Functional relevance of β-TrCP-mediated Sp1 degradation for the transcriptional regulation of AR in LNCaP cells. A, mutated Sp1 protects AR from OSU-CG12-induced suppression. LNCaP cells ectopically expressing WT Sp1-Flag or the S732A or T739A mutants were treated with 5 μM OSU-CG12 for the indicated time periods, and cell lysates were immunoblotted for AR and Flag. Cells were also transfected with the empty vector as controls. B, mutated Sp1 reversed OSU-CG12-mediated suppression of AR promoter transcriptional activity.
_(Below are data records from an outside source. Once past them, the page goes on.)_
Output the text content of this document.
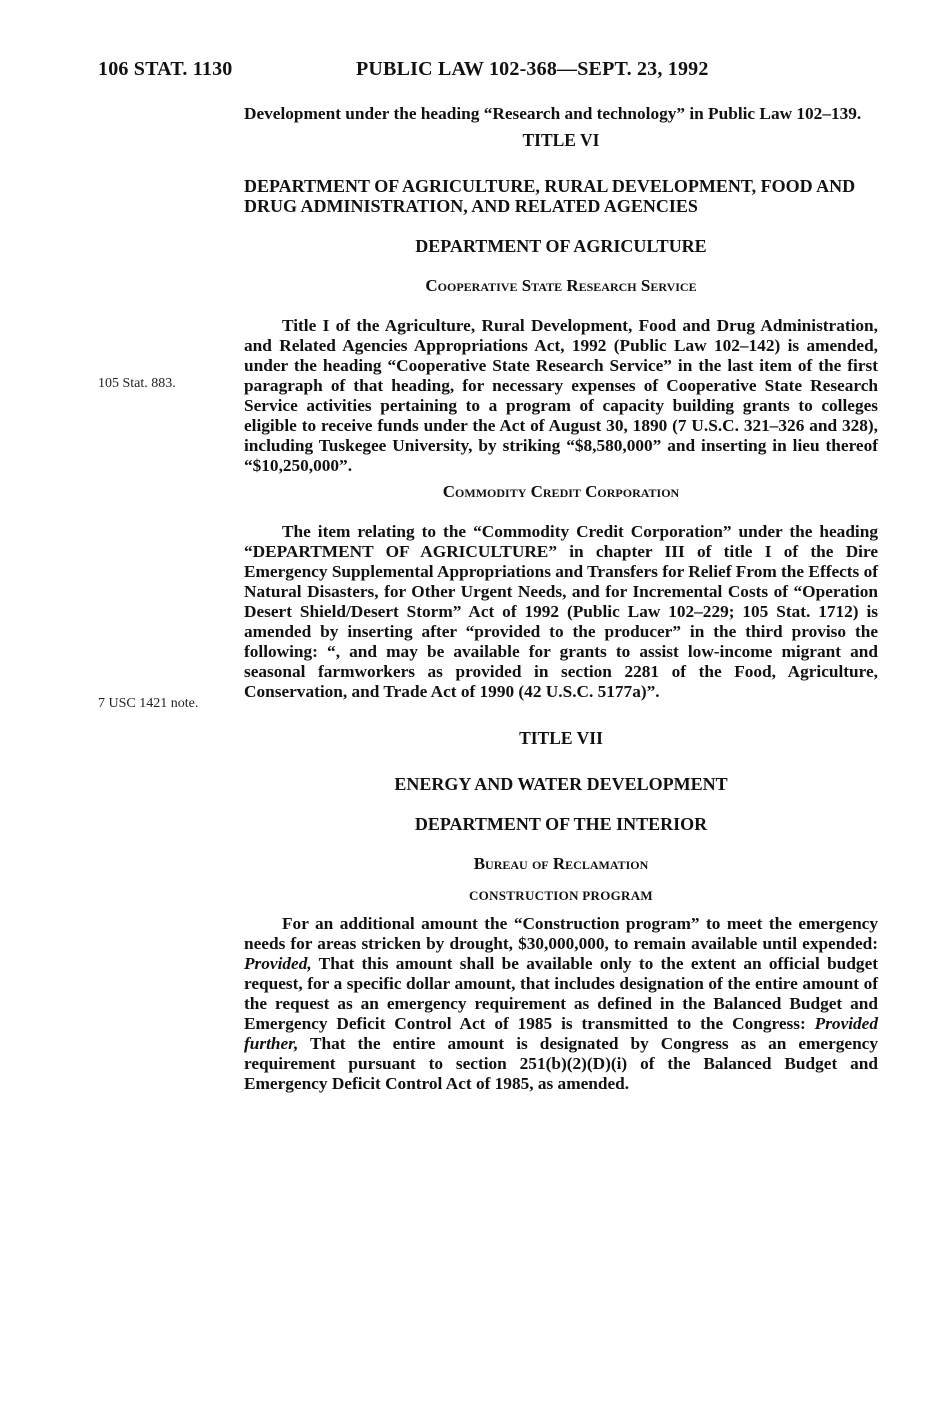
106 STAT. 1130	PUBLIC LAW 102-368—SEPT. 23, 1992
105 Stat. 883.
7 USC 1421 note.

Development under the heading “Research and technology” in Public Law 102–139.

TITLE VI

DEPARTMENT OF AGRICULTURE, RURAL DEVELOPMENT, FOOD AND DRUG ADMINISTRATION, AND RELATED AGENCIES

DEPARTMENT OF AGRICULTURE

Cooperative State Research Service

Title I of the Agriculture, Rural Development, Food and Drug Administration, and Related Agencies Appropriations Act, 1992 (Public Law 102–142) is amended, under the heading “Cooperative State Research Service” in the last item of the first paragraph of that heading, for necessary expenses of Cooperative State Research Service activities pertaining to a program of capacity building grants to colleges eligible to receive funds under the Act of August 30, 1890 (7 U.S.C. 321–326 and 328), including Tuskegee University, by striking “$8,580,000” and inserting in lieu thereof “$10,250,000”.

Commodity Credit Corporation

The item relating to the “Commodity Credit Corporation” under the heading “DEPARTMENT OF AGRICULTURE” in chapter III of title I of the Dire Emergency Supplemental Appropriations and Transfers for Relief From the Effects of Natural Disasters, for Other Urgent Needs, and for Incremental Costs of “Operation Desert Shield/Desert Storm” Act of 1992 (Public Law 102–229; 105 Stat. 1712) is amended by inserting after “provided to the producer” in the third proviso the following: “, and may be available for grants to assist low-income migrant and seasonal farmworkers as provided in section 2281 of the Food, Agriculture, Conservation, and Trade Act of 1990 (42 U.S.C. 5177a)”.

TITLE VII

ENERGY AND WATER DEVELOPMENT

DEPARTMENT OF THE INTERIOR

Bureau of Reclamation

CONSTRUCTION PROGRAM

For an additional amount the “Construction program” to meet the emergency needs for areas stricken by drought, $30,000,000, to remain available until expended: Provided, That this amount shall be available only to the extent an official budget request, for a specific dollar amount, that includes designation of the entire amount of the request as an emergency requirement as defined in the Balanced Budget and Emergency Deficit Control Act of 1985 is transmitted to the Congress: Provided further, That the entire amount is designated by Congress as an emergency requirement pursuant to section 251(b)(2)(D)(i) of the Balanced Budget and Emergency Deficit Control Act of 1985, as amended.
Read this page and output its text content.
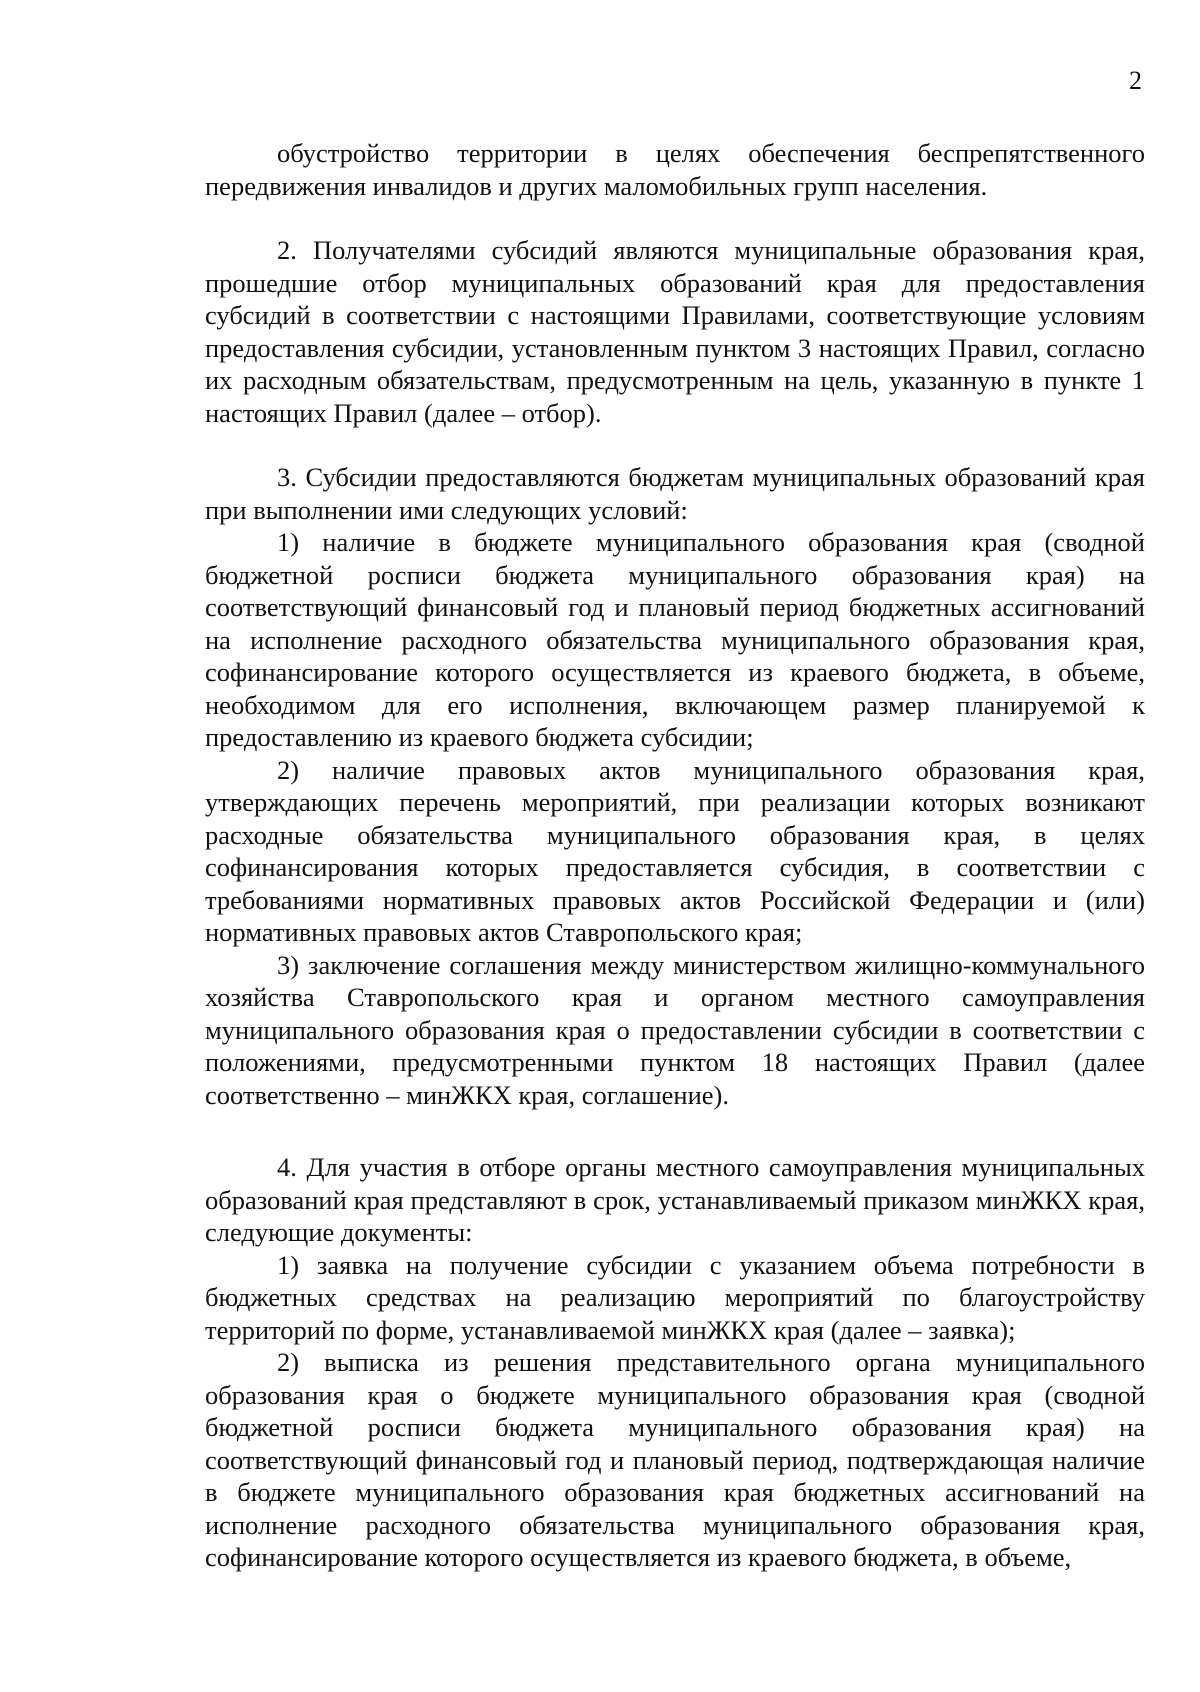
2

обустройство территории в целях обеспечения беспрепятственного передвижения инвалидов и других маломобильных групп населения.

2. Получателями субсидий являются муниципальные образования края, прошедшие отбор муниципальных образований края для предоставления субсидий в соответствии с настоящими Правилами, соответствующие условиям предоставления субсидии, установленным пунктом 3 настоящих Правил, согласно их расходным обязательствам, предусмотренным на цель, указанную в пункте 1 настоящих Правил (далее – отбор).

3. Субсидии предоставляются бюджетам муниципальных образований края при выполнении ими следующих условий:

1) наличие в бюджете муниципального образования края (сводной бюджетной росписи бюджета муниципального образования края) на соответствующий финансовый год и плановый период бюджетных ассигнований на исполнение расходного обязательства муниципального образования края, софинансирование которого осуществляется из краевого бюджета, в объеме, необходимом для его исполнения, включающем размер планируемой к предоставлению из краевого бюджета субсидии;

2) наличие правовых актов муниципального образования края, утверждающих перечень мероприятий, при реализации которых возникают расходные обязательства муниципального образования края, в целях софинансирования которых предоставляется субсидия, в соответствии с требованиями нормативных правовых актов Российской Федерации и (или) нормативных правовых актов Ставропольского края;

3) заключение соглашения между министерством жилищно-коммунального хозяйства Ставропольского края и органом местного самоуправления муниципального образования края о предоставлении субсидии в соответствии с положениями, предусмотренными пунктом 18 настоящих Правил (далее соответственно – минЖКХ края, соглашение).

4. Для участия в отборе органы местного самоуправления муниципальных образований края представляют в срок, устанавливаемый приказом минЖКХ края, следующие документы:

1) заявка на получение субсидии с указанием объема потребности в бюджетных средствах на реализацию мероприятий по благоустройству территорий по форме, устанавливаемой минЖКХ края (далее – заявка);

2) выписка из решения представительного органа муниципального образования края о бюджете муниципального образования края (сводной бюджетной росписи бюджета муниципального образования края) на соответствующий финансовый год и плановый период, подтверждающая наличие в бюджете муниципального образования края бюджетных ассигнований на исполнение расходного обязательства муниципального образования края, софинансирование которого осуществляется из краевого бюджета, в объеме,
Cells coexpressing an AR promoter-luciferase reporter construct and the WT, S732A, or T739A form of Sp1-Flag were exposed to different concentrations of OSU-CG12 for 48 h, followed by a luciferase assay to assess AR promoter activity. Columns, means (n = 3); bars, S.D. C, mutated Sp1 rescues LNCaP cell viability from OSU-CG12-induced inhibition. LNCaP cells ectopically expressing the WT, S732A, or T739A form of Sp1-Flag were treated with OSU-CG12 at the indicated concentrations for 72 h. Cell viability was analyzed by MTT assay. Data points, means (n = 6); bars, S.D. D, flow cytometric analysis of LNCaP cells ectopically expressing pCMV, WT Sp1-Flag, or the S732A or T739A mutants after treatment with DMSO or 5 μM OSU-CG12 for 48 h.